Wednesday, May 25, 2005

freedoms failing

Yesterday a Minnesota court of appeals ruled that the presence of encryption software on your computer can be viewed as evidence of criminal intent.

We find that evidence of appellant's Internet use and the existence of an encryption program on his computer was at least somewhat relevant to the state's case against him," Judge R.A. Randall wrote in an opinion dated May 3.

Now in this specific case, I'm all for using whatever tools necessary to bust the defendant - it's a child pornography case, and if the person is guilty they should nail the fucker to a wall. But making a broad generalization that the use of encryption software implies illegal activity sets a very bad precedent.

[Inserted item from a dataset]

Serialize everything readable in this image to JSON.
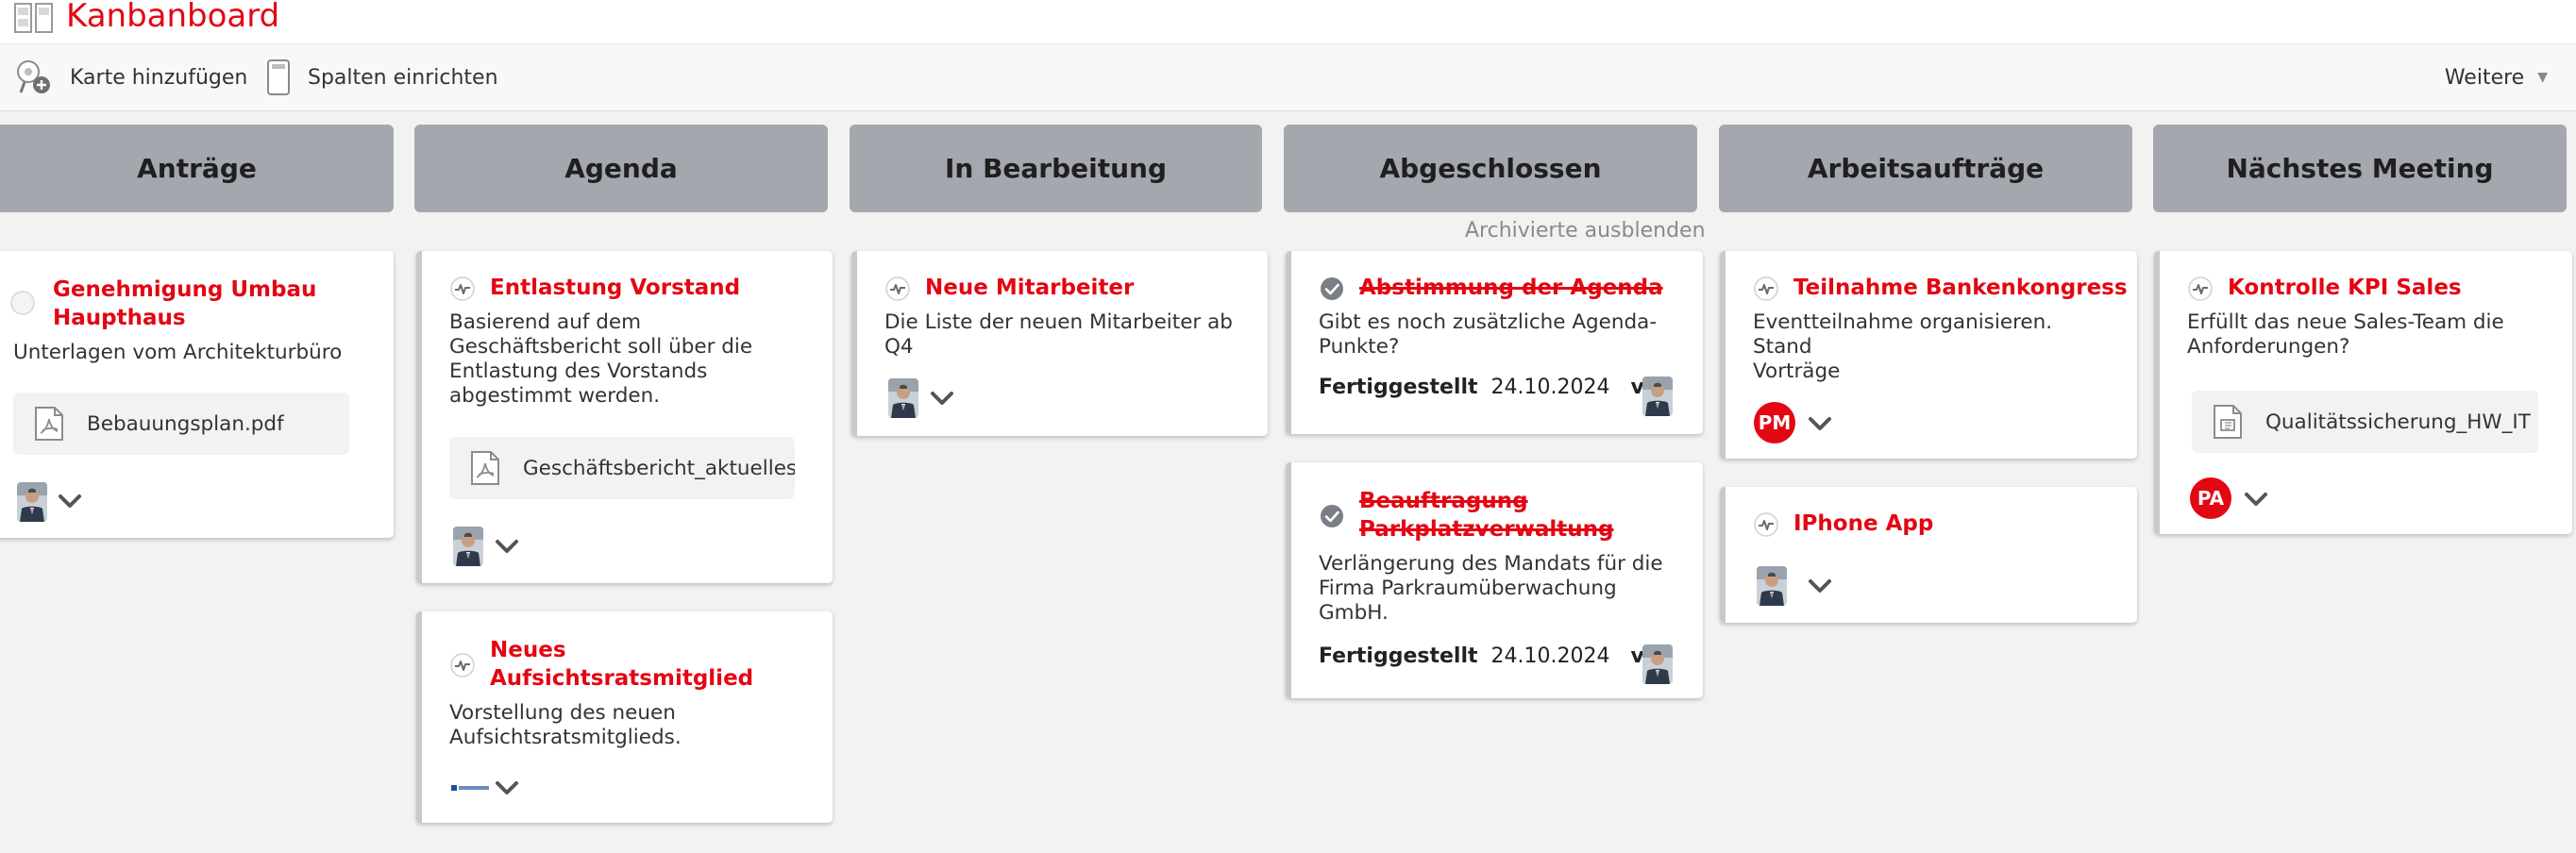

The reason cryptographic software is important is precisely because our freedoms are disappearing. The US government has granted itself the power to read your email or tap your phone line without probable cause and without a warrant, dismissing in one fell swoop concepts like 'right to privacy' and 'the right of the people to be secure in their persons, houses, papers, and effects, against unreasonable searches and seizures'. The government can crack ciphers they deem important enough to justify the effort, but with this recent ruling they don't even need to break your cipher to judge you guilty... the fact that you have a cipher at all is a sign of guilt. That's analogous to saying that people who put curtains on their windows must be doing something bad in the house.